Regulation after particularly deadly season
The new rule comes into force one year after a particularly deadly mountaineering season in which 18 people died on Everest, which is almost 8850 meters high. The President of the Nepal Mountaineering Association, Nima Nuru Sherpa, welcomes the measure. His and several other expedition organizers are already using Recco reflectors, satellite phones and portable radio transmitters. He emphasizes that Swedish technology has already been used to find missing persons in the Himalayas.

But there are also many critical voices. This is because the tracking devices are particularly suitable for searching for people buried in avalanches in ski resorts and have already saved lives in the Alps. But the detectors can hardly find people who are under boulders or in a deep crevasse - as is often the case with missing persons at 8000 meters in the Himalayas, argue the head of Nepal's largest expedition company Seven Summit Treks, Mingma Sherpa, as well as the US mountaineer and blogger Alan Arnette.

Criticism of "crazy rules"
Arnette compares the search for missing persons with a special helicopter to finding a needle in a haystack. And an expedition organizer in the capital Kathmandu, who wishes to remain anonymous, emphasizes that electronic devices sometimes fail in the harsh conditions on the high mountains: "These crazy rules are made by government employees without any idea."
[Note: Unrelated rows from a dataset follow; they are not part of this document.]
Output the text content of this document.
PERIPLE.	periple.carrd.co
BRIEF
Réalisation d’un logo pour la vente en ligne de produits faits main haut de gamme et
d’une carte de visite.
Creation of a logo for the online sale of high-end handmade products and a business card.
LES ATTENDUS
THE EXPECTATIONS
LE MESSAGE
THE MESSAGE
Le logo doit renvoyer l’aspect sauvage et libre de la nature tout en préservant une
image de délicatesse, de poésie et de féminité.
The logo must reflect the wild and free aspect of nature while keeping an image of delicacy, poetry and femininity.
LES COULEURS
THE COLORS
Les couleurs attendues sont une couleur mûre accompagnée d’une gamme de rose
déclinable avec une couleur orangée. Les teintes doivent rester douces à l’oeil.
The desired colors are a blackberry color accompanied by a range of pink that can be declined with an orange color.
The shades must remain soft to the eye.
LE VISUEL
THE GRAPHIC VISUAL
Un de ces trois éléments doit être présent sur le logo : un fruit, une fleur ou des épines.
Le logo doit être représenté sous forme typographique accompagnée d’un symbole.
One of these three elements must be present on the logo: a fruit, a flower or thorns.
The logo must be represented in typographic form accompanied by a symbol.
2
Arnette has completely different suggestions: Nepal could only allow climbers to go up who have previously climbed a 7,000-meter-high mountain. Or they could stipulate minimum qualifications for mountain guides so that they never leave their clients alone, recognize warning signals early and turn back before they are too late. Or they could limit the size of groups. Many inexperienced people on the mountain would increase the risk of traffic jams and therefore also the risk of death, confirms Nepalese mountain guide Narendra Shahi Thakuri. And especially at altitudes above 8000 meters - the so-called death zone - you should only stay for as short a time as possible, as the body becomes weaker and weaker there and does not recover.

Are wealthy tourists more important than safety?
But such suggestions are likely to fall on deaf ears. After all, the income from the many wealthy tourists is important for the poor Himalayan state. An Everest ascent usually costs at least 40,000 euros per person - often twice that amount.